February 20, 2017
One year ago, I found out that I was carrying a boy. I will never forget the moment when I told my husband that he was going to have a son. We were both ecstatic.
When I was 12 weeks pregnant, I chose to have a noninvasive prenatal screening because I was 34 years old and wanted to know my baby’s risk for genetic disorders. A bonus of the Panorama blood test was that I would be able to find out the sex of my baby about two months before the ultrasound could tell it. When the nurse told me over the phone that our baby was a healthy boy, I could not stop crying tears of joy. I would have been just as happy if told that I was going to have a girl. It was just a relief to know that our child was well.
Even though I was already so thrilled to be expecting, knowing that I was going to have a son made the pregnancy even more exciting for me. The conversation about names was no longer abstract. I dreamed about the day I would meet our baby boy. My husband started watching videos of fathers teaching their sons how to fish and mountain bike. It was a joyous time in my pregnancy.
I felt pretty confident about becoming a mother. As the oldest of three girls and one of the oldest of 32 first cousins, I had a lot of experience with baby-sitting and child care. I knew how to change diapers, feed, burp and soothe a baby. But most of my experience was with little girls. Once I knew I was going to have a son, I started to wonder: What do I know about raising a little boy? Would it be that much different than having a girl? How would I ensure that I was doing everything he needed to develop into an amazing man like his daddy? I started to feel some nerves and pressure about being prepared to be the mother of a son, so like most things in my pregnancy, I started reading and researching.
I thought that it was just a stereotype that boys are rough-and-tumble, gun-loving, thrill-seeking little men. But it turns out many of these traits are associated with little boys for real reasons. Boys go to the emergency room more often than girls because they are more fearless, overestimate their physical abilities and love a little danger.
Boys do not listen as well as girls. Considering the selective hearing that seems to plague my husband and father, this did not come as a great surprise to me, but the scientific research behind it is concrete.

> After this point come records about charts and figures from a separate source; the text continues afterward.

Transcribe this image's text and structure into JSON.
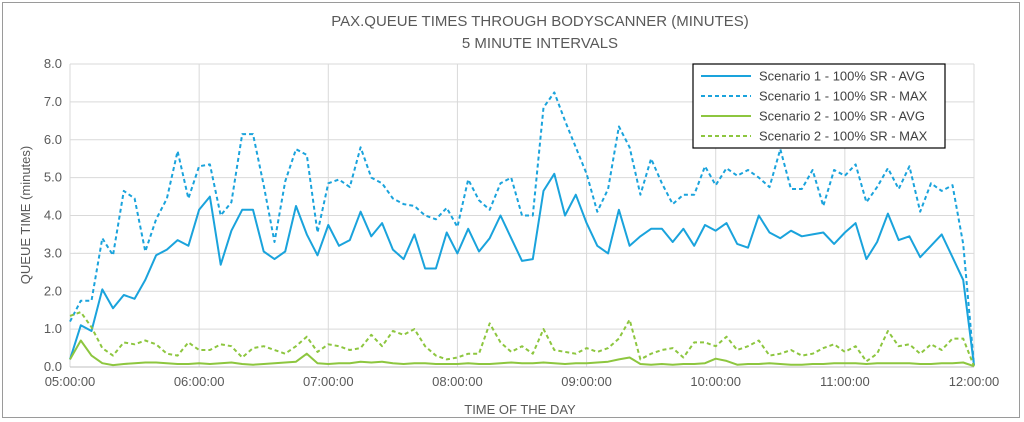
{
  "chart_data": {
    "type": "line",
    "title": "PAX.QUEUE TIMES THROUGH BODYSCANNER (MINUTES)",
    "subtitle": "5 MINUTE INTERVALS",
    "xlabel": "TIME OF THE DAY",
    "ylabel": "QUEUE TIME (minutes)",
    "ylim": [
      0,
      8
    ],
    "yticks": [
      "0.0",
      "1.0",
      "2.0",
      "3.0",
      "4.0",
      "5.0",
      "6.0",
      "7.0",
      "8.0"
    ],
    "xticks": [
      "05:00:00",
      "06:00:00",
      "07:00:00",
      "08:00:00",
      "09:00:00",
      "10:00:00",
      "11:00:00",
      "12:00:00"
    ],
    "x_start_minutes": 300,
    "x_end_minutes": 720,
    "interval_minutes": 5,
    "grid": true,
    "legend_position": "top-right",
    "series": [
      {
        "name": "Scenario 1 - 100% SR - AVG",
        "color": "#1aa3dc",
        "dash": "solid",
        "values": [
          0.2,
          1.1,
          0.95,
          2.05,
          1.55,
          1.9,
          1.8,
          2.3,
          2.95,
          3.1,
          3.35,
          3.2,
          4.15,
          4.5,
          2.7,
          3.6,
          4.15,
          4.15,
          3.05,
          2.85,
          3.05,
          4.25,
          3.5,
          2.95,
          3.75,
          3.2,
          3.35,
          4.1,
          3.45,
          3.8,
          3.1,
          2.85,
          3.5,
          2.6,
          2.6,
          3.55,
          3.0,
          3.65,
          3.05,
          3.4,
          4.0,
          3.4,
          2.8,
          2.85,
          4.65,
          5.1,
          4.0,
          4.55,
          3.8,
          3.2,
          3.0,
          4.15,
          3.2,
          3.45,
          3.65,
          3.65,
          3.3,
          3.65,
          3.2,
          3.75,
          3.6,
          3.8,
          3.25,
          3.15,
          4.0,
          3.55,
          3.4,
          3.6,
          3.45,
          3.5,
          3.55,
          3.25,
          3.55,
          3.8,
          2.85,
          3.3,
          4.05,
          3.35,
          3.45,
          2.9,
          3.2,
          3.5,
          2.9,
          2.3,
          0.05
        ]
      },
      {
        "name": "Scenario 1 - 100% SR - MAX",
        "color": "#1aa3dc",
        "dash": "dashed",
        "values": [
          1.2,
          1.75,
          1.75,
          3.4,
          2.95,
          4.65,
          4.45,
          3.05,
          3.9,
          4.45,
          5.7,
          4.45,
          5.3,
          5.35,
          4.0,
          4.35,
          6.15,
          6.15,
          4.8,
          3.3,
          4.9,
          5.75,
          5.6,
          3.55,
          4.85,
          4.95,
          4.75,
          5.8,
          5.0,
          4.85,
          4.45,
          4.3,
          4.25,
          4.0,
          3.9,
          4.2,
          3.7,
          4.95,
          4.4,
          4.15,
          4.85,
          5.0,
          4.0,
          4.0,
          6.85,
          7.25,
          6.5,
          5.8,
          5.1,
          4.1,
          4.7,
          6.35,
          5.8,
          4.55,
          5.5,
          4.85,
          4.3,
          4.55,
          4.55,
          5.3,
          4.8,
          5.25,
          5.05,
          5.2,
          5.0,
          4.75,
          5.75,
          4.7,
          4.7,
          5.2,
          4.25,
          5.2,
          5.05,
          5.35,
          4.35,
          4.75,
          5.25,
          4.7,
          5.3,
          4.1,
          4.85,
          4.65,
          4.8,
          3.25,
          0.05
        ]
      },
      {
        "name": "Scenario 2 - 100% SR - AVG",
        "color": "#8dc63f",
        "dash": "solid",
        "values": [
          0.2,
          0.7,
          0.3,
          0.1,
          0.05,
          0.08,
          0.1,
          0.12,
          0.12,
          0.1,
          0.08,
          0.08,
          0.1,
          0.08,
          0.1,
          0.12,
          0.08,
          0.06,
          0.08,
          0.1,
          0.12,
          0.14,
          0.35,
          0.1,
          0.08,
          0.1,
          0.1,
          0.14,
          0.12,
          0.14,
          0.1,
          0.08,
          0.1,
          0.1,
          0.08,
          0.08,
          0.08,
          0.1,
          0.08,
          0.08,
          0.1,
          0.12,
          0.1,
          0.1,
          0.12,
          0.1,
          0.08,
          0.1,
          0.1,
          0.12,
          0.14,
          0.2,
          0.25,
          0.08,
          0.06,
          0.08,
          0.06,
          0.08,
          0.08,
          0.1,
          0.22,
          0.16,
          0.06,
          0.08,
          0.08,
          0.1,
          0.08,
          0.06,
          0.06,
          0.08,
          0.08,
          0.1,
          0.1,
          0.1,
          0.08,
          0.1,
          0.1,
          0.1,
          0.1,
          0.08,
          0.08,
          0.1,
          0.1,
          0.12,
          0.02
        ]
      },
      {
        "name": "Scenario 2 - 100% SR - MAX",
        "color": "#8dc63f",
        "dash": "dashed",
        "values": [
          1.35,
          1.45,
          1.05,
          0.5,
          0.3,
          0.65,
          0.6,
          0.7,
          0.6,
          0.35,
          0.3,
          0.65,
          0.45,
          0.45,
          0.6,
          0.55,
          0.25,
          0.5,
          0.55,
          0.45,
          0.35,
          0.55,
          0.8,
          0.4,
          0.6,
          0.55,
          0.45,
          0.5,
          0.85,
          0.55,
          0.95,
          0.85,
          1.0,
          0.55,
          0.3,
          0.2,
          0.25,
          0.35,
          0.35,
          1.15,
          0.65,
          0.4,
          0.55,
          0.35,
          1.0,
          0.45,
          0.4,
          0.35,
          0.5,
          0.4,
          0.5,
          0.75,
          1.25,
          0.2,
          0.35,
          0.45,
          0.5,
          0.25,
          0.65,
          0.65,
          0.55,
          0.8,
          0.45,
          0.55,
          0.7,
          0.3,
          0.35,
          0.45,
          0.3,
          0.35,
          0.5,
          0.6,
          0.4,
          0.55,
          0.15,
          0.35,
          0.95,
          0.55,
          0.6,
          0.35,
          0.6,
          0.45,
          0.75,
          0.75,
          0.02
        ]
      }
    ]
  }
}
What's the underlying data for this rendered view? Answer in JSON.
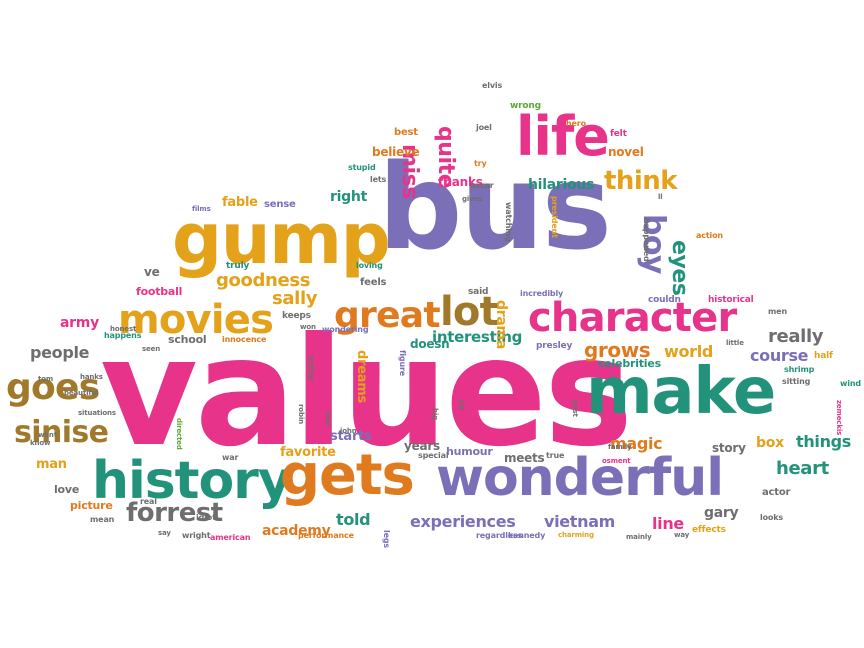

The area of a girl’s brain that handles verbal processing develops sooner than a boy's, and a girl’s hearing picks up speech patterns better. Sons frequently love guns and gun play because it helps them process some of their emotions.
As someone who enjoys shooting skeet, I know that girls can like guns, too. But boys are drawn to gun play more than girls, and as long as it is done in a safe, educational and responsible way, there is no harm in encouraging it. Only time will tell what kind of person Killian will develop into, but understanding some of the differences about boys is helpful to me as his mama in developing strategies on how to best care for and teach him.
My husband is an incredible man. He is everything I ever wanted and could ever hope for in a partner. Our son is so lucky to have this role model in his life as his father. If I am ever unsure about how to parent Killian, I am going to look to my husband for guidance and advice. After all, he is a man and a pretty awesome, successful one at that.
When I found out I was going to have a son, I hoped that he would be just like his daddy. Whether or not Killian is like his father or chooses a different path in life, I will love and support him unconditionally and always do my very best for him. Being Killian’s mother is the greatest blessing of my life. I am so grateful for my beautiful baby boy.